By Atiya Irvin-Mitchell
PITTSBURGH — In Pittsburgh 1 in 5 city residents are food insecure. Operating on a no-questions-asked and mentorship-driven model, Feed the Hood seeks to combat hunger at pop-up locations around the city.
On Friday afternoon to honor Antwon Rose, a 17-year-old killed by a police officer in June 2018, the organization will give away free meals in Hawkins Village, where the teenager lived.
“The day we chose [June 19] specifically was the date that Antwon was murdered, to just not forget his legacy,” Chef Carlos Thomas, founder of Feed the Hood, said.
Thomas, a 29-year-old Pittsburgh native founded his business, Confluence Catering in 2011, and in 2016 he founded Feed the Hood. The initiative was born from Thomas being told by a Westinghouse High School teacher that many students depended on the school for regular meals.

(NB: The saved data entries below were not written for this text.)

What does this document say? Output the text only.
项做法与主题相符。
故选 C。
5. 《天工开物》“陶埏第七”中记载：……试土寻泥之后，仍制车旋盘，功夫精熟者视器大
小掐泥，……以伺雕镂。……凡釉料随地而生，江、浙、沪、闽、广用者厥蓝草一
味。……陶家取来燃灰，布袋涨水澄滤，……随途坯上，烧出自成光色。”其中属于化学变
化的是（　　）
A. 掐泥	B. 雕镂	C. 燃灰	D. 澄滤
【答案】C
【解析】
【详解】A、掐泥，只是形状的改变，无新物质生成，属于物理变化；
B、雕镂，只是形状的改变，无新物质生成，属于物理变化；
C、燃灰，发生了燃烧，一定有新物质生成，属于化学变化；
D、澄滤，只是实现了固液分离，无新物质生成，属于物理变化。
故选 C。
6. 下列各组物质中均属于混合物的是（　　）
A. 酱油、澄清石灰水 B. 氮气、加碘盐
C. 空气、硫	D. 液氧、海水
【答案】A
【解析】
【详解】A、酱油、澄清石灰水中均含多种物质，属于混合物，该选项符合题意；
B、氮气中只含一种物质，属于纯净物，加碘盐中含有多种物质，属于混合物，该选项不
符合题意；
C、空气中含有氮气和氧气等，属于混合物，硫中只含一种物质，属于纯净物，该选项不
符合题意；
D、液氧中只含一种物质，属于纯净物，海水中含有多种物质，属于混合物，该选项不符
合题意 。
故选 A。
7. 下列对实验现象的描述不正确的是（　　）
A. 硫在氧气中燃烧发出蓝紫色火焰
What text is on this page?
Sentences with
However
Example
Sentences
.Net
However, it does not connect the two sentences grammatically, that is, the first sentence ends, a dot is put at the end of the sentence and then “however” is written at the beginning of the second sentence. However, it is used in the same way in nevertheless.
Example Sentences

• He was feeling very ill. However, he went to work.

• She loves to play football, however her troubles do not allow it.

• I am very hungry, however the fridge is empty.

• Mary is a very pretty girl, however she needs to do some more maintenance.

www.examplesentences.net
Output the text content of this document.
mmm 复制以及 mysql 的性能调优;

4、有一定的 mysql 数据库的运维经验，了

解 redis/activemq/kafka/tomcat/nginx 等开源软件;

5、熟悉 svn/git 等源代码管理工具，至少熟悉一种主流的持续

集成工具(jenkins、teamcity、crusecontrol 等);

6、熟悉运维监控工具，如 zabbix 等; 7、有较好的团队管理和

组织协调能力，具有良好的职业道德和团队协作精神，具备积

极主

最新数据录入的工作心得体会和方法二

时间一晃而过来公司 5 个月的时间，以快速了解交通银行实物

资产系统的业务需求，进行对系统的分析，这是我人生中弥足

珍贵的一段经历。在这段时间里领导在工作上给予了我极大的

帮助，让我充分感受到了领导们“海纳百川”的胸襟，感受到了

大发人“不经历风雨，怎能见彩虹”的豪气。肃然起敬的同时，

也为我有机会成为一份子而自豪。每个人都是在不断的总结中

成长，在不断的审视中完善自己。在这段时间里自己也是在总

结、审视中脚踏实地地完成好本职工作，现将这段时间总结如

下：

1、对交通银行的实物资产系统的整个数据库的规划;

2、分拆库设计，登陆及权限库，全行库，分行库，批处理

After the information led to him delving into the rates of food insecurity throughout the commonwealth, Thomas decided to use his skills to combat hunger.
“It’s relative to what the Black Panthers and Huey Newton did with their free breakfast program,” Thomas explained. “We’re kind of treading the lines of that, the only difference is we do dinner.”
Thomas recalled his high school culinary class was the first time he’d ever met a black chef, and that the experience allowed him to see a future for himself in the field.
“There aren’t a lot of black farmers, there aren’t a lot of executive chefs, there aren’t a lot of black anything in the city of Pittsburgh to be honest,” Thomas said.
Over the years Feed the Hood has successfully fed 5,000 residents. Thomas wants to feed many more.
“A lot of chefs cook in high-end restaurants and for me, I just wanna cook, it’s more of a passion for me than working at the Ritz-Carlton,” Thomas said. “You know I can cook for anybody and I just developed this personal goal to feed the entire city for free.”
Prior to Rose’s death, Thomas and Shanon Williams, founder of the Wellness Collaborative, which Feed the Hood collaborates with, had met Rose. Thomas was interested in establishing a pop-up site in Hawkins Village so when Michelle Kinney, Rose’s mother, and Williams approached him in May it seemed like the stars had aligned.
“It’s just kind of our way of remembering him and showing the rest of the world that we didn’t forget what happened,” Thomas explained. “We still want justice, we still want peace, but we’re gonna do it how we see fit. Until we get those things we’re gonna take over the streets and feed our people.”
Thomas told The Pittsburgh Current that Feed the Hood has 500 meals earmarked for Hawkins Village. After Friday’s event there are plans to keep it as a distribution site.
Atiya Irvin-Mitchell is a reporter for the Pittsburgh Current, where this story first appeared.